Votations du 18 juin: urgence partout, politique nulle part
L’urgence sera la grande affaire des votations du 18 juin. Les quatre objets soumis aux Vaudois s’y réfèrent chacun à sa manière. Cela doit nous interpeller.
L’urgence englobe évidemment les deux votations concernant le climat, en particulier le scrutin vaudois. Le texte soumis au vote prévoit que dans ses activités, l’État de Vaud devra tenir compte de l’urgence environnementale. Cela institutionnalise une urgence permanente. Cette priorisation symbolique et temporelle des questions environnementales cherche à instiller un rythme aux politiques publiques menées par l’État de Vaud.
Or en politique, le seul rythme qui compte n’est-il pas celui des communautés humaines, et de leur capacité à assimiler le changement? Les réformes écologiques les plus justifiées ne seront d’aucun secours si elles sabordent les cadres de vie moraux et politiques de la communauté qu’elles prétendent pourtant protéger.
Dans un autre registre, la réforme de l’imposition des grands groupes d’entreprise (OCDE) invente l’urgence fiscale. Au motif que la Suisse aurait l’obligation de percevoir ce nouvel impôt dès le 1er janvier 2024, le Conseil fédéral demande que le peuple et les cantons lui accordent le pouvoir de contourner le parlement, et de légiférer par ordonnance en attendant que les Chambres (qui disposent de six ans) votent une loi d’application.
Or une ordonnance du Conseil fédéral échappe au référendum. Cela signifie que durant les prochaines années, la manière d’appliquer cette réforme très centralisatrice ne pourra faire l’objet d’aucun vote populaire. Sans compter qu’en matière fiscale, les pratiques de l’administration acquièrent très vite une grande importance. Les ordonnances du Conseil fédéral mettront donc le parlement et le peuple devant le fait accompli. La pression internationale ne saurait justifier que nous renoncions à notre rythme politique habituel.
La loi Covid enfin, sur laquelle nous voterons pour la 3e fois, en est à sa 5e mouture. Depuis l’automne 2020, l’essentiel de la gestion politique du Covid au niveau fédéral passe par cette loi.

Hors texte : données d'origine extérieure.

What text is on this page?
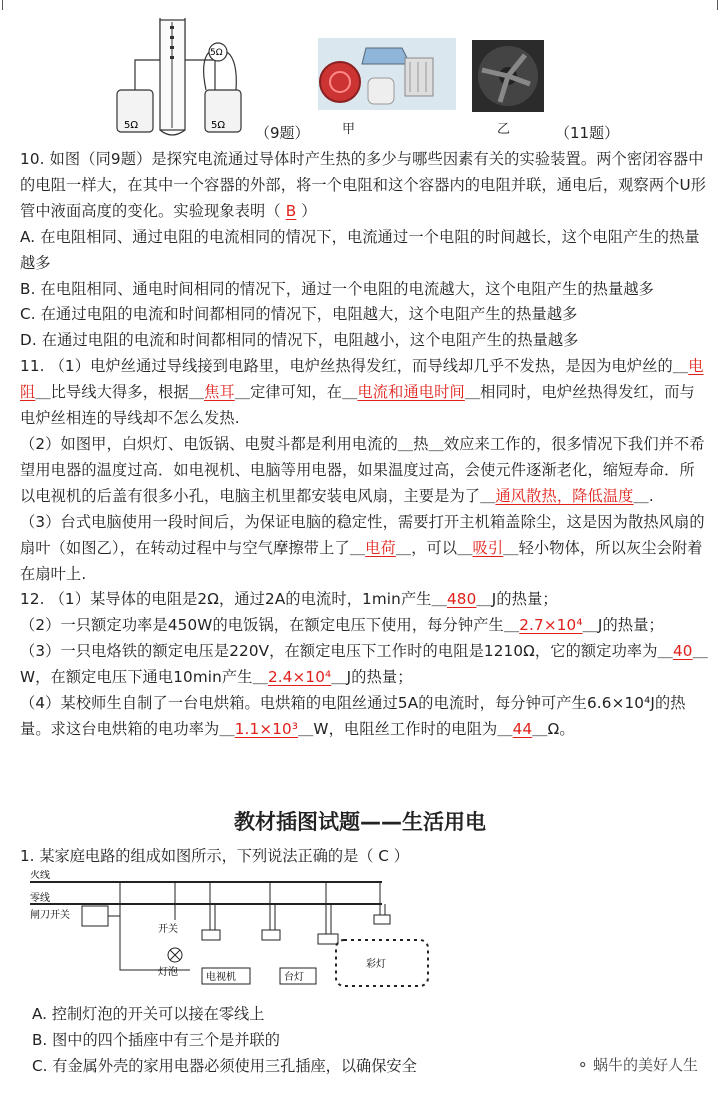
5Ω	5Ω
5Ω
（9题） 甲	乙	（11题）

10. 如图（同9题）是探究电流通过导体时产生热的多少与哪些因素有关的实验装置。两个密闭容器中的电阻一样大，在其中一个容器的外部，将一个电阻和这个容器内的电阻并联，通电后，观察两个U形管中液面高度的变化。实验现象表明（ B ）

A. 在电阻相同、通过电阻的电流相同的情况下，电流通过一个电阻的时间越长，这个电阻产生的热量越多

B. 在电阻相同、通电时间相同的情况下，通过一个电阻的电流越大，这个电阻产生的热量越多

C. 在通过电阻的电流和时间都相同的情况下，电阻越大，这个电阻产生的热量越多

D. 在通过电阻的电流和时间都相同的情况下，电阻越小，这个电阻产生的热量越多

11. （1）电炉丝通过导线接到电路里，电炉丝热得发红，而导线却几乎不发热，是因为电炉丝的＿电阻＿比导线大得多，根据＿焦耳＿定律可知，在＿电流和通电时间＿相同时，电炉丝热得发红，而与电炉丝相连的导线却不怎么发热.

（2）如图甲，白炽灯、电饭锅、电熨斗都是利用电流的＿热＿效应来工作的，很多情况下我们并不希望用电器的温度过高．如电视机、电脑等用电器，如果温度过高，会使元件逐渐老化，缩短寿命．所以电视机的后盖有很多小孔，电脑主机里都安装电风扇，主要是为了＿通风散热，降低温度＿.

（3）台式电脑使用一段时间后，为保证电脑的稳定性，需要打开主机箱盖除尘，这是因为散热风扇的扇叶（如图乙），在转动过程中与空气摩擦带上了＿电荷＿，可以＿吸引＿轻小物体，所以灰尘会附着在扇叶上.

12. （1）某导体的电阻是2Ω，通过2A的电流时，1min产生＿480＿J的热量；

（2）一只额定功率是450W的电饭锅，在额定电压下使用，每分钟产生＿2.7×10⁴＿J的热量；

（3）一只电烙铁的额定电压是220V，在额定电压下工作时的电阻是1210Ω，它的额定功率为＿40＿W，在额定电压下通电10min产生＿2.4×10⁴＿J的热量；

（4）某校师生自制了一台电烘箱。电烘箱的电阻丝通过5A的电流时，每分钟可产生6.6×10⁴J的热量。求这台电烘箱的电功率为＿1.1×10³＿W，电阻丝工作时的电阻为＿44＿Ω。

教材插图试题——生活用电
1. 某家庭电路的组成如图所示，下列说法正确的是（ C ）
火线
零线
闸刀开关
灯泡
开关
电视机	台灯
彩灯

A. 控制灯泡的开关可以接在零线上

B. 图中的四个插座中有三个是并联的

C. 有金属外壳的家用电器必须使用三孔插座，以确保安全	⚬ 蜗牛的美好人生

À chaque fois, les modifications sont «déclarées urgentes» et entrent immédiatement en vigueur.
Berne semble prise dans un engrenage et ne parvient pas, ou craint, de recourir à un autre outil qu’une loi urgente pour gérer le Covid. Même si les mesures proposées ne sont d’une urgence que très hypothétique.
Le projet impose par exemple aux Cantons de financer leurs capacités hospitalières de réserve en cas de pic. Il s’agit d’une lourde et centralisatrice mesure de planification hospitalière. Nous ne comprenons pas l’urgence qu’il y a à la mettre en place.
On le voit, l’argument de l’urgence peut prendre des expressions très différentes. Il est inquiétant que nos politiciens y recourent de plus en plus pour justifier leurs réformes.